1. Eclipse komplett neu installiert und alte version gelöscht
2. Das betreffende Projekt komplett neu gebaut/clean
3. beide .jar files neu heruntergeladen
4. Ein neues javaproject erstellt mit vorhandenen sourcen.

DENNOCH und das frage ich mich ernsthaft, woher nimmt eclipse die Information die gar nicht mehr vorhanden sein kann/darf, dass mein project vorher auf Laufwerk H:/ lieft bei mir in der Schule.

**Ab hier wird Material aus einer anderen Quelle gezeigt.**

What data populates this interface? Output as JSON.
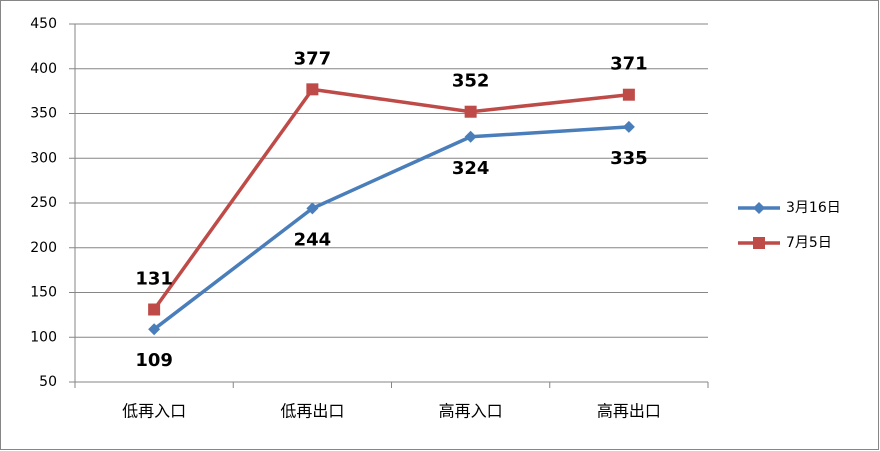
{
  "chart_data": {
    "type": "line",
    "categories": [
      "低再入口",
      "低再出口",
      "高再入口",
      "高再出口"
    ],
    "series": [
      {
        "name": "3月16日",
        "color": "#4a7ebb",
        "marker": "diamond",
        "label_position": "below",
        "values": [
          109,
          244,
          324,
          335
        ]
      },
      {
        "name": "7月5日",
        "color": "#be4b48",
        "marker": "square",
        "label_position": "above",
        "values": [
          131,
          377,
          352,
          371
        ]
      }
    ],
    "ylim": [
      50,
      450
    ],
    "yticks": [
      50,
      100,
      150,
      200,
      250,
      300,
      350,
      400,
      450
    ],
    "grid": true,
    "legend": "right"
  }
}
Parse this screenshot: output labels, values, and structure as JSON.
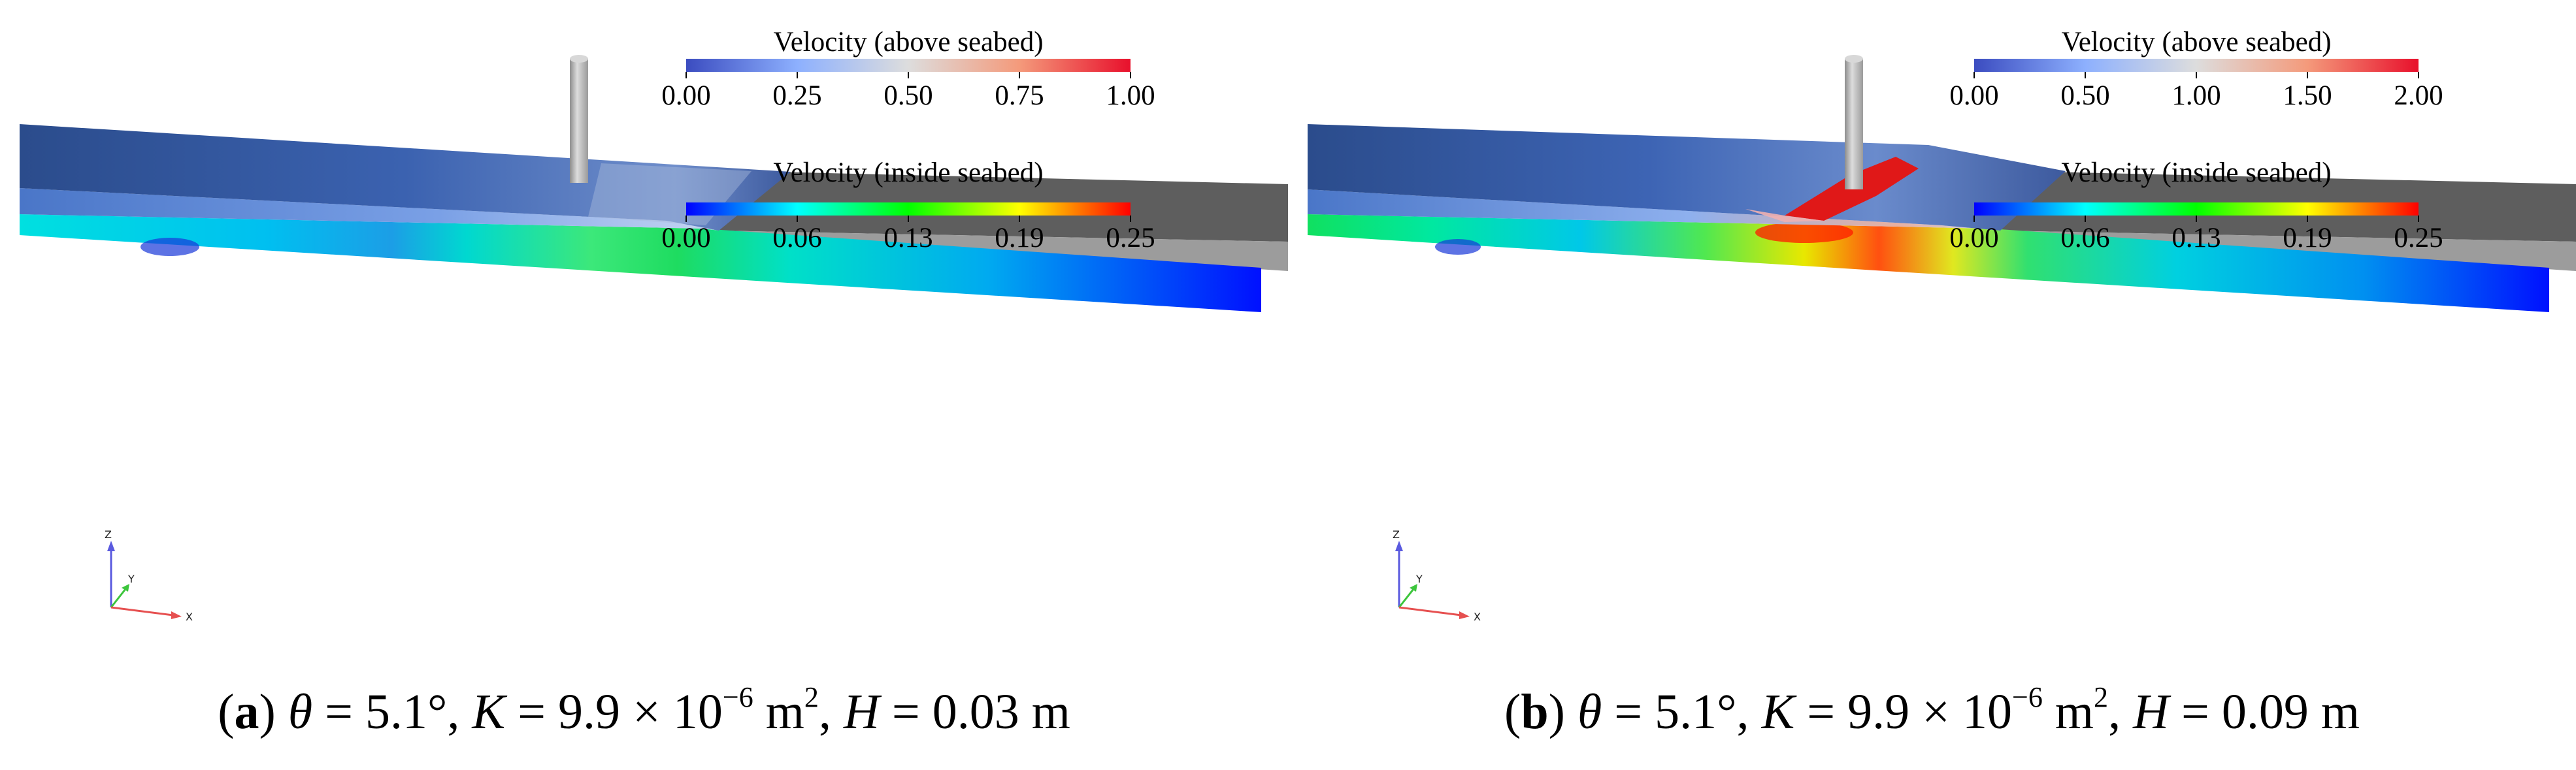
{
  "panels": [
    {
      "legend_above": {
        "title": "Velocity (above seabed)",
        "ticks": [
          "0.00",
          "0.25",
          "0.50",
          "0.75",
          "1.00"
        ]
      },
      "legend_inside": {
        "title": "Velocity (inside seabed)",
        "ticks": [
          "0.00",
          "0.06",
          "0.13",
          "0.19",
          "0.25"
        ]
      },
      "caption": {
        "tag": "a",
        "theta": "θ",
        "theta_value": " = 5.1°, ",
        "k": "K",
        "k_value": " = 9.9 × 10",
        "k_exp": "−6",
        "k_unit": " m",
        "k_unit_exp": "2",
        "sep": ", ",
        "h": "H",
        "h_value": " = 0.03 m"
      },
      "axes": {
        "z": "Z",
        "y": "Y",
        "x": "X"
      }
    },
    {
      "legend_above": {
        "title": "Velocity (above seabed)",
        "ticks": [
          "0.00",
          "0.50",
          "1.00",
          "1.50",
          "2.00"
        ]
      },
      "legend_inside": {
        "title": "Velocity (inside seabed)",
        "ticks": [
          "0.00",
          "0.06",
          "0.13",
          "0.19",
          "0.25"
        ]
      },
      "caption": {
        "tag": "b",
        "theta": "θ",
        "theta_value": " = 5.1°, ",
        "k": "K",
        "k_value": " = 9.9 × 10",
        "k_exp": "−6",
        "k_unit": " m",
        "k_unit_exp": "2",
        "sep": ", ",
        "h": "H",
        "h_value": " = 0.09 m"
      },
      "axes": {
        "z": "Z",
        "y": "Y",
        "x": "X"
      }
    }
  ],
  "colors": {
    "velocity_above_map": [
      "#3b4cc0",
      "#8db0fe",
      "#dddddd",
      "#f49a7b",
      "#e8102c"
    ],
    "velocity_inside_map": [
      "#0000ff",
      "#00ffff",
      "#00ff00",
      "#ffff00",
      "#ff0000"
    ],
    "seabed_top": "#5a5a5a",
    "seabed_side": "#9a9a9a",
    "pile": "#c4c4c4"
  }
}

jedesmal füge ich beide jars neu hinzu und lösche den alten jar pfad dann kommt immer diese dämliche Fehlermeldung vom 1.Post, warum ???


----------



## Guest (18. Mai 2008)

Schreibgeschützt?
Von irgendeinem Editor exclusiv geöffnet?
Eine weitere Instanz von Eclipse am Laufen? 

Starte Eclipse neu und falls es immer noch nicht geht, steige auf vi um.


----------



## äclipse (18. Mai 2008)

Anonymous hat gesagt.:
			
		

> Schreibgeschützt?
> Von irgendeinem Editor exclusiv geöffnet?
> Eine weitere Instanz von Eclipse am Laufen?
> 
> Starte Eclipse neu und falls es immer noch nicht geht, steige auf vi um.



1. eclipse 10 mal neugestartet
2. schreibschutz??? nie gesetzt
3. nur eine Instanz
4. Neustart gemacht HALF nichts ich dreh hier gleich hohl...

WOHER weiß eclipse, von dem Laufwerk H:\ und den beiden Jars darin, wenn das projekt x-mal bereinigt wurde, neuzusammengestellt, umbenannt etc ??? Das darf doch nicht wahr sein, führt Eclipse eine interne Liste??? 

*Was mir auch komisch erscheint, dass in meinem Project ordner KEINE 

.classpath
.project

Dateien liegen???*


----------



## äclipse (18. Mai 2008)

Leck mich am socken ich habs...

anstatt die alten .jars removen und die neuen adden, musste ich die alten editieren danach hats eclipse geschluckt ich glaubs ja net...  :roll:


----------



## Guest (18. Mai 2008)

Liegt daran, dass wenn du Libraries entfernst, diese nur aus dem Projekt fliegen, nicht aber aus dem Workspace.
Sind welche mit falschem Pfad vorhanden, merkst du es erst, wenn du sie in ein Projekt aufnimmst.


----------



## äclipse (19. Mai 2008)

Anonymous hat gesagt.:
			
		

> Liegt daran, dass wenn du Libraries entfernst, diese nur aus dem Projekt fliegen, nicht aber aus dem Workspace.
> Sind welche mit falschem Pfad vorhanden, merkst du es erst, wenn du sie in ein Projekt aufnimmst.



und wie bekommt man die jars aus dem workspace ??


----------